Der Graue Star bezeichnet die Trübung der Augenlinse, medizinisch wird er auch Katarakt genannt.

Im Laufe eines Lebens trübt die Linse ein. Durch den menschlichen Alterungsprozess tritt der Graue Star bei den 60- bis 70-Jährigen am häufigsten auf. Es können jedoch ebenso andere Umstände, z. B. Verletzungen oder schwere Entzündungen zur Katarakt führen. Auch Diabetes Mellitus oder weitere Stoffwechselerkrankungen, wie auch bestimmte Medikamente (z. B. Cortison), können eine vorzeitige Linsentrübung hervorrufen.

Grauer Star – die Symptome

Die Betroffenen bemerken den Grauen Star oft erst schleichend – eine gewisse Sehverschlechterung, verschwommene Bilder, verwaschene Farben und der Verlust von Kontrastschärfe sind nur einige Anzeichen. Mit dem Fortschreiten des Grauen Stars treten auch Fehlsichtigkeiten durch die veränderten Brechungseigenschaften zutage.

Ebenso kann eine vermehrte Blendempfindlichkeit ein Symptom für einen Grauen Star darstellen. Diese kann vor allem bei Sonnenschein oder nachts beim Autofahren deutlich werden. Häufig kommt der Patient in die Sprechstunde mit der Empfindung „ meine Brille ist zu schwach“.

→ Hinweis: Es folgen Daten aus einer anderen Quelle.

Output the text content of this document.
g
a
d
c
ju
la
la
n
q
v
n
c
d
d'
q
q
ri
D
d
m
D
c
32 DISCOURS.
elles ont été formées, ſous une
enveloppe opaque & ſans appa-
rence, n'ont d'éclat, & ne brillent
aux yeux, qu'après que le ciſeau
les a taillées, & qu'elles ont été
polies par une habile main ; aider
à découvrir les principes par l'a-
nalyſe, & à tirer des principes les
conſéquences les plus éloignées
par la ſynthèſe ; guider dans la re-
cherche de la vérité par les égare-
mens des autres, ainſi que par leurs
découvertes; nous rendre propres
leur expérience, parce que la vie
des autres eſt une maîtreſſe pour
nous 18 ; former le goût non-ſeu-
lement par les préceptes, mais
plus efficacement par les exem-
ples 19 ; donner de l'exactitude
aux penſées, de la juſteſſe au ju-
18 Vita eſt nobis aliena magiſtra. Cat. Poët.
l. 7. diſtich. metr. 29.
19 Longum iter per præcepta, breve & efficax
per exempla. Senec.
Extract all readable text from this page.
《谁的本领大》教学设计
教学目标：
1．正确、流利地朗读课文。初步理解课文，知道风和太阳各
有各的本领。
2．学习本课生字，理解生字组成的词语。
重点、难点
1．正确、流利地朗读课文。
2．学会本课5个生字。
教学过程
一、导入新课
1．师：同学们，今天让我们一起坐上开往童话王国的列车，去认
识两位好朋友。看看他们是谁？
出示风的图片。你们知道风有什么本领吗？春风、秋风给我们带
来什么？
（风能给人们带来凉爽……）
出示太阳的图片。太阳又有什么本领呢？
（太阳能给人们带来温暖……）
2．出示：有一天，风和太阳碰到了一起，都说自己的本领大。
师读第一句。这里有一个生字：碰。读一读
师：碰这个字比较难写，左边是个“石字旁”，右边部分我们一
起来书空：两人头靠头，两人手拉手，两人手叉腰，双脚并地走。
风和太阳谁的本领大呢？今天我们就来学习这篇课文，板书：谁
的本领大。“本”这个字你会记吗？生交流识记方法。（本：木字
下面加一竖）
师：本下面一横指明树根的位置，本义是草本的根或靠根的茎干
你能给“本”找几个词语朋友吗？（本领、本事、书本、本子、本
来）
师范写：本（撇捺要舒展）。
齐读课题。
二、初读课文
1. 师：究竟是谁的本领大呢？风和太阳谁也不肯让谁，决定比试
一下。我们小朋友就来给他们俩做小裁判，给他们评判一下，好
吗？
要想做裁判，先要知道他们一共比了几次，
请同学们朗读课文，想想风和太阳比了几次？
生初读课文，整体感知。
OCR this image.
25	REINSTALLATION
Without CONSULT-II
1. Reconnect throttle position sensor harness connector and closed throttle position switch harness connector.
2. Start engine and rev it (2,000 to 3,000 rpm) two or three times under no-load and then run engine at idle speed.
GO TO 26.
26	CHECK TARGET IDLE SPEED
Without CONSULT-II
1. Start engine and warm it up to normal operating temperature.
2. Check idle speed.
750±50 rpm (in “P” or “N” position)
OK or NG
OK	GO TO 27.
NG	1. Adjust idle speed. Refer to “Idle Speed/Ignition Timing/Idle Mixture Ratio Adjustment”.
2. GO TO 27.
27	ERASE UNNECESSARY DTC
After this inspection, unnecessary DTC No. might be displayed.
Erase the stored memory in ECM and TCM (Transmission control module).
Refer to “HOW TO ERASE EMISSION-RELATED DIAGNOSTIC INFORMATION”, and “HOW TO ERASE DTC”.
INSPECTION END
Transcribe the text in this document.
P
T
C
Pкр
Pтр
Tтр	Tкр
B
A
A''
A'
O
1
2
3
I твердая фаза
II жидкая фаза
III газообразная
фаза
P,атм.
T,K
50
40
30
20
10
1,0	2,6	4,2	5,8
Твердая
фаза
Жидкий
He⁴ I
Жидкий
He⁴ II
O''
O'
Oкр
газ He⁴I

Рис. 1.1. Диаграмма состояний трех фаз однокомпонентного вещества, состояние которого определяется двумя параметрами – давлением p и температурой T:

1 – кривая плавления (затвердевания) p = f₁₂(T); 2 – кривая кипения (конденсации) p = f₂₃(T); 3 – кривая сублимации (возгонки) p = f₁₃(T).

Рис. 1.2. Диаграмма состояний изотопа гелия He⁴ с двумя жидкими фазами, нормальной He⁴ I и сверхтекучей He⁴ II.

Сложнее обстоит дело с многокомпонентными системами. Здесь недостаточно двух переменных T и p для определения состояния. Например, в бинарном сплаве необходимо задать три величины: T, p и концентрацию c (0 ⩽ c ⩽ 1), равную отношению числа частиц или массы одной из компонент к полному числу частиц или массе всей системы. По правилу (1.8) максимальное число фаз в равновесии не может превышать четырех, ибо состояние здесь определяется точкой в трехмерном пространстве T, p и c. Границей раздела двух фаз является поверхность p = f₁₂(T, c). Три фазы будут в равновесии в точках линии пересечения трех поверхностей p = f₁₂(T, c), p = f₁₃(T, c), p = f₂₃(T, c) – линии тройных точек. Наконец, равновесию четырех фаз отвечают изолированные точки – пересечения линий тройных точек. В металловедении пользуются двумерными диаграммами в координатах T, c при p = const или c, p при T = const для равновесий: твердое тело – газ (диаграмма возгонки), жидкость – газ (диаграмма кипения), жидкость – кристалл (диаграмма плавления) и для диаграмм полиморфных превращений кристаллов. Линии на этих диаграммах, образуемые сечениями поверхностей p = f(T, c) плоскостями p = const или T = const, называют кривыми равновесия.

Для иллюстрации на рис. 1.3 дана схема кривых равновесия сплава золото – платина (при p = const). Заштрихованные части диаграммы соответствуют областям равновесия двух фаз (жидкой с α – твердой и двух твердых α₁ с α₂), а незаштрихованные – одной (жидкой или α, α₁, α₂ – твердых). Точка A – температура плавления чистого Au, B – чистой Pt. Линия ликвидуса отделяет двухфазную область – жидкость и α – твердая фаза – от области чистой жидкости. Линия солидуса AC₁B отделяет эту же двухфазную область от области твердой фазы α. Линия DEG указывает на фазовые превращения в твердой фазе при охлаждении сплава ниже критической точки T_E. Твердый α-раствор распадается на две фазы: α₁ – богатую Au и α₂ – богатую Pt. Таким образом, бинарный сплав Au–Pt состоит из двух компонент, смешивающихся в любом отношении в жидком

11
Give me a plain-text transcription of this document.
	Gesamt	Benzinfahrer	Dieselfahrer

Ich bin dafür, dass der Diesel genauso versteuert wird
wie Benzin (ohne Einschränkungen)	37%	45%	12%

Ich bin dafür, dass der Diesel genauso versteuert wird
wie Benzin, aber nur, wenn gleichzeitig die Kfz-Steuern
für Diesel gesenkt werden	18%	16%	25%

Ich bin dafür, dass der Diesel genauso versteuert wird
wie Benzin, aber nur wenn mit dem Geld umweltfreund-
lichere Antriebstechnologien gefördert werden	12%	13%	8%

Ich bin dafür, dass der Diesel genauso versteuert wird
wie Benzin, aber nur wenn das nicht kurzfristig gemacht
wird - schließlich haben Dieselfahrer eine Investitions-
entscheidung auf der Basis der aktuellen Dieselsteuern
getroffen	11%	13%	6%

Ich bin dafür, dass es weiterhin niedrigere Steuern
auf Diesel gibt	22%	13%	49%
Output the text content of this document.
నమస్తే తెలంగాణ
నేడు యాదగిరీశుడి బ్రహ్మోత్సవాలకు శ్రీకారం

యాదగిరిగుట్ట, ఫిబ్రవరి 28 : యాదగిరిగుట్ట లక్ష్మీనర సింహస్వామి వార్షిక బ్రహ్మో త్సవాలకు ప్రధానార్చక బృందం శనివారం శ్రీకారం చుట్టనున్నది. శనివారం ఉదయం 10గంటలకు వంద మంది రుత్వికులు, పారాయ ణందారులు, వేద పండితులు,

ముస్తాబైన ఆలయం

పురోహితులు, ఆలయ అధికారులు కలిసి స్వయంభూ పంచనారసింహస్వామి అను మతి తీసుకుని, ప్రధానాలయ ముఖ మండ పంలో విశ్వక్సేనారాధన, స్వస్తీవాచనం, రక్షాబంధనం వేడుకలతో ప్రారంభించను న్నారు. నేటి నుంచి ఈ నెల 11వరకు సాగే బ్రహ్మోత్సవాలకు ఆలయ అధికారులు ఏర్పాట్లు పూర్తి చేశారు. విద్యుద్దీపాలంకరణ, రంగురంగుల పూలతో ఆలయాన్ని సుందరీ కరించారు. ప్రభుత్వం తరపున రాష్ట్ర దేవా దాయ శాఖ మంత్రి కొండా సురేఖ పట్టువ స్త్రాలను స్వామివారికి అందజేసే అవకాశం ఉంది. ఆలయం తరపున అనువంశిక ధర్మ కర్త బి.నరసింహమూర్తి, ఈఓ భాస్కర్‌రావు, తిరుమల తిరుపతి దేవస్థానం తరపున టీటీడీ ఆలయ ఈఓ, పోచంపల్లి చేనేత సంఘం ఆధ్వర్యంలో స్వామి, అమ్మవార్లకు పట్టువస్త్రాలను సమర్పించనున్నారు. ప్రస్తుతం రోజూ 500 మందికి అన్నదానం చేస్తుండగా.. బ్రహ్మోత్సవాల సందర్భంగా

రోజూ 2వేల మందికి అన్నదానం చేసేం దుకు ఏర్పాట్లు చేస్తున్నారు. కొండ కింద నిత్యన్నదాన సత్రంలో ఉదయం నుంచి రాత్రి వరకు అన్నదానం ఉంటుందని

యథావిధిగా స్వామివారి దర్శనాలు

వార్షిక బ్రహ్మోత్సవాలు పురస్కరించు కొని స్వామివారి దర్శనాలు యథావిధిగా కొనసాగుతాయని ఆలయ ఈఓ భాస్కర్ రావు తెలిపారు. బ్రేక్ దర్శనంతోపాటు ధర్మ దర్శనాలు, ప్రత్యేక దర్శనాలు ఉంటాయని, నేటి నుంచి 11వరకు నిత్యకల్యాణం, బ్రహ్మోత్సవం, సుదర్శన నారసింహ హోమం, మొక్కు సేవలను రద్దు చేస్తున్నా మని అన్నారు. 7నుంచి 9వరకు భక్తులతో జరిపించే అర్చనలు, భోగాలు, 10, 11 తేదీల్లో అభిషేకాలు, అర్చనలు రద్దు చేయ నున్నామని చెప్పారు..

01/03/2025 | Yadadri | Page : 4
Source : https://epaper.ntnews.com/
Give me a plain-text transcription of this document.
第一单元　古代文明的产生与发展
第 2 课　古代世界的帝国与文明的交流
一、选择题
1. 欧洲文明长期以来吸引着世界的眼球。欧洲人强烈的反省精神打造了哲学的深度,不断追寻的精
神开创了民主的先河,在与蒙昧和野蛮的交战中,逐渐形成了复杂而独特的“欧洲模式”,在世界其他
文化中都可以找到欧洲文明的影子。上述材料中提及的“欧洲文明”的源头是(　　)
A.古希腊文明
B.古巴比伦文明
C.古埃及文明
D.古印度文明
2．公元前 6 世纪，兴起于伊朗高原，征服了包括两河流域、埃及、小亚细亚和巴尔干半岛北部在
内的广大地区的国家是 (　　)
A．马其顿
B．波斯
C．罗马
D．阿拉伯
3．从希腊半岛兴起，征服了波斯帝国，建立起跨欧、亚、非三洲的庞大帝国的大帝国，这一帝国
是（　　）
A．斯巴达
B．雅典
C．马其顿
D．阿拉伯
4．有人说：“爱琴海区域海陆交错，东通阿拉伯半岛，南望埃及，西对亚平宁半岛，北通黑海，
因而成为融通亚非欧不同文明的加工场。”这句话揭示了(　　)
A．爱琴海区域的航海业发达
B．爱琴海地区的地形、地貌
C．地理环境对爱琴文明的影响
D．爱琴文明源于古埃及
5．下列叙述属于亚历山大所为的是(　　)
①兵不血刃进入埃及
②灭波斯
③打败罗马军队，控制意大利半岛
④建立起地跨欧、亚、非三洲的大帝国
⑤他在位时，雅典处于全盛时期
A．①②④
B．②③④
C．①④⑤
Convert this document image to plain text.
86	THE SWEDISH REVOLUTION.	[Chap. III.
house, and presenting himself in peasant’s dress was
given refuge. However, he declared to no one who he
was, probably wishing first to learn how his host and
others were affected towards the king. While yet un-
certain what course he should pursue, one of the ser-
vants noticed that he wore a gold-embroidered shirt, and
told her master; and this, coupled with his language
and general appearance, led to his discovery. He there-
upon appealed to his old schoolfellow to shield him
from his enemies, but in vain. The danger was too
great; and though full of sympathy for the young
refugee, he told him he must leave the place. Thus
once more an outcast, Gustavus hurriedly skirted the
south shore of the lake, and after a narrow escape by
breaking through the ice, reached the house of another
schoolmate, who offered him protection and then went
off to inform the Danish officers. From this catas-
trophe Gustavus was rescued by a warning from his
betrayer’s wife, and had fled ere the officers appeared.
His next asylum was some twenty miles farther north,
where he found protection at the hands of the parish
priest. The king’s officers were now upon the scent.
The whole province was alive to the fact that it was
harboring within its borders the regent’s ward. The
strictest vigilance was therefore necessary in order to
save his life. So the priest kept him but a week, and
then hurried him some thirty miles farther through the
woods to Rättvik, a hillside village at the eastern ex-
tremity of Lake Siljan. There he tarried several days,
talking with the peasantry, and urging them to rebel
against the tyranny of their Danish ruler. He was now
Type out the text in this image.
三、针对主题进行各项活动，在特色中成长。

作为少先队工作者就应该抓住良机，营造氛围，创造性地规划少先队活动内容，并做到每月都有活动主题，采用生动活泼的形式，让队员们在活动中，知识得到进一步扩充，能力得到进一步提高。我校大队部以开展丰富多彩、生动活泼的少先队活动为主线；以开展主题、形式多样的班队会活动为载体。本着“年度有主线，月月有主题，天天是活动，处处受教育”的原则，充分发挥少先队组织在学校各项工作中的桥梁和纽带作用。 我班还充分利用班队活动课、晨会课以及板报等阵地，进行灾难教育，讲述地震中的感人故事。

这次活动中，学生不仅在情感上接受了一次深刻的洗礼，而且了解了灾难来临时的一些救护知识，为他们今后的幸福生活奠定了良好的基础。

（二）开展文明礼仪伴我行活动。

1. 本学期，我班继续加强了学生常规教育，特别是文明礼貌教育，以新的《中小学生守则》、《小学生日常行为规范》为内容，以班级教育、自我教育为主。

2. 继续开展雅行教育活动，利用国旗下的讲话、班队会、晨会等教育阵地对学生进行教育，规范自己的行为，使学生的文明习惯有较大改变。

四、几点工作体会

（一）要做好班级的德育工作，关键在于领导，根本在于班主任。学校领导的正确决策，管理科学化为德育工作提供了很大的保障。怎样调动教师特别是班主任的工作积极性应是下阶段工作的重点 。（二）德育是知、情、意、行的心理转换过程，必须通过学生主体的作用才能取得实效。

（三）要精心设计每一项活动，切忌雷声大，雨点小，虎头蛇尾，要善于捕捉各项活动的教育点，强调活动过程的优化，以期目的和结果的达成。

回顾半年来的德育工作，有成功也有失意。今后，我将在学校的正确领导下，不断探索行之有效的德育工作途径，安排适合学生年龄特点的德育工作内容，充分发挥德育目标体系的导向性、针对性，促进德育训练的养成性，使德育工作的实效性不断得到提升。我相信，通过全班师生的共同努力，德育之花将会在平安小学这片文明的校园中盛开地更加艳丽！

Die Symptome des Grauen Stars auf einen Blick

  • Verschwommene Bilder
  • Ausgebleichte Farben
  • Abnahme der Kontrastschärfe
  • Fehlsichtigkeit, ausgelöst durch veränderte Brechungseigenschaften der Linse
  • Verstärkte Blendempfindlichkeit
  • Doppelbilder und –konturen
  • Brille ist zu schwach

Der Graue Star kann nicht mit Medikamenten behandelt werden. Eine Brille kann helfen, in einem frühen Stadium wieder scharf zu sehen. Bei einer fortgeschrittenen Linsentrübung ist jedoch eine Katarakt-Operation notwendig.